Adnan è un giovane soldato rivoluzionario sudanese, innamorato della fidanzata Lina ma forse ancor più di Nancy, il suo inseparabile fucile Kalashnikov.
Approfittando di una licenza ottenuta grazie ad un’azione eroica sebbene fortuita (aver abbattuto con un solo colpo di fucile un drone dei nemici), Adnan tarda a rientrare in servizio intrattenendosi nella dimora di Lina, fino a quando il comandante militare organizza una “kasha”, ovvero una rigida retata nei confronti dei disertori.
In fretta e furia Adnan decide di darsi alla fuga assieme ad Absi, altro giovane ed esuberante soldato, con cui condividerà una serie di peripezie comiche alquanto inaspettate.
A poco a poco il film si delinea allora come una sorta di commedia degli equivoci dal tono leggero e ironico, trasformando i due protagonisti – che tra le altre cose dovranno persino vestire abiti da donna per non essere riconosciuti – quasi nella caricatura di se stessi.
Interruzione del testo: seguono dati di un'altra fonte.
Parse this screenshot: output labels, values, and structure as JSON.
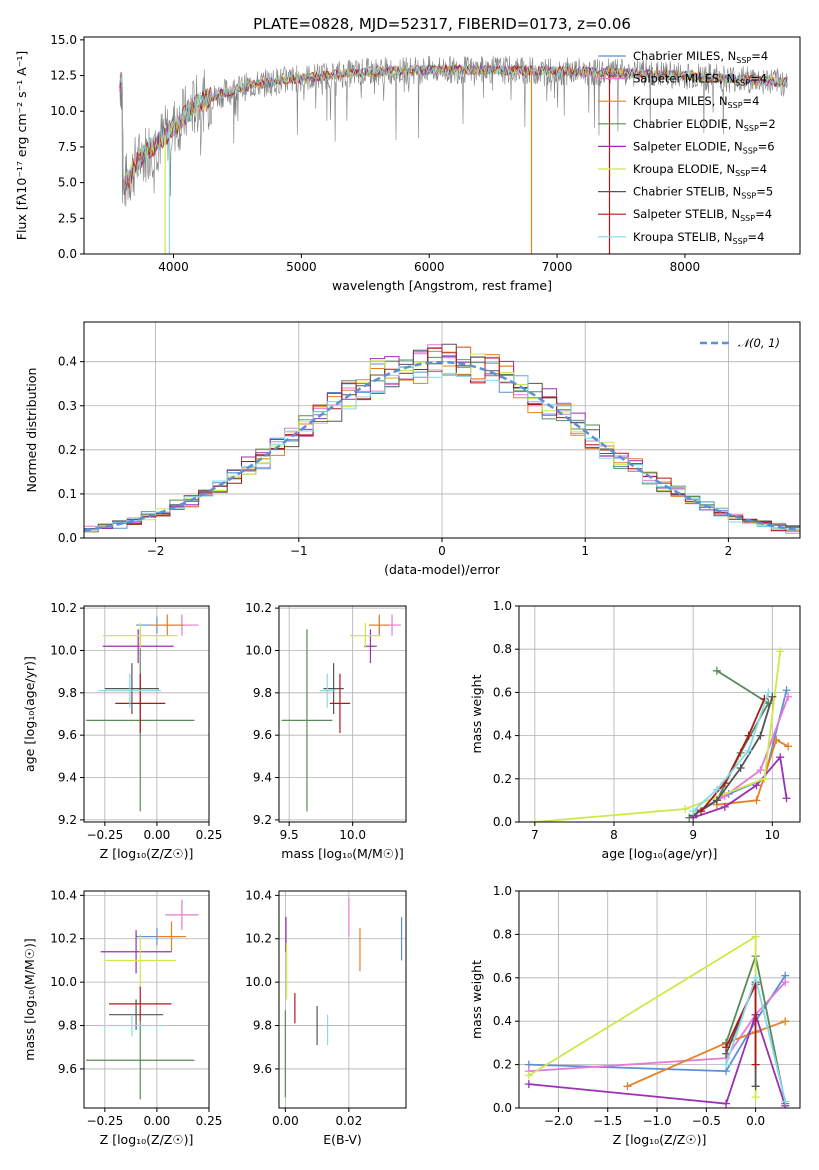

Definito come una sorta di ballata popolare, Akasha è un film dichiaratamente semplice, che sceglie di rinunciare ad ogni forma di retorica per offrire uno spaccato di vita ordinaria di un villaggio sudanese, calando lo spettatore in un angolo di mondo ancora poco esplorato dal punto di vista cinematografico.
E se è vero che in Sudan da molti anni si convive con la guerra civile, è altrettanto vero, spiega il regista, che questo popolo non rinuncia a gioire nella quotidianità con canti, balli, colori, festeggiamenti.
Come spesso accade per le produzioni “periferiche”, a conferire valore al film è più di ogni altra cosa il contesto sociale e culturale che esso incarna. Basti poi pensare che alcuni degli interpreti non hanno potuto partecipare al Festival poiché nel giorno della proiezione ufficiale si trovavano in Uganda in attesa di ottenere lo status di rifugiati.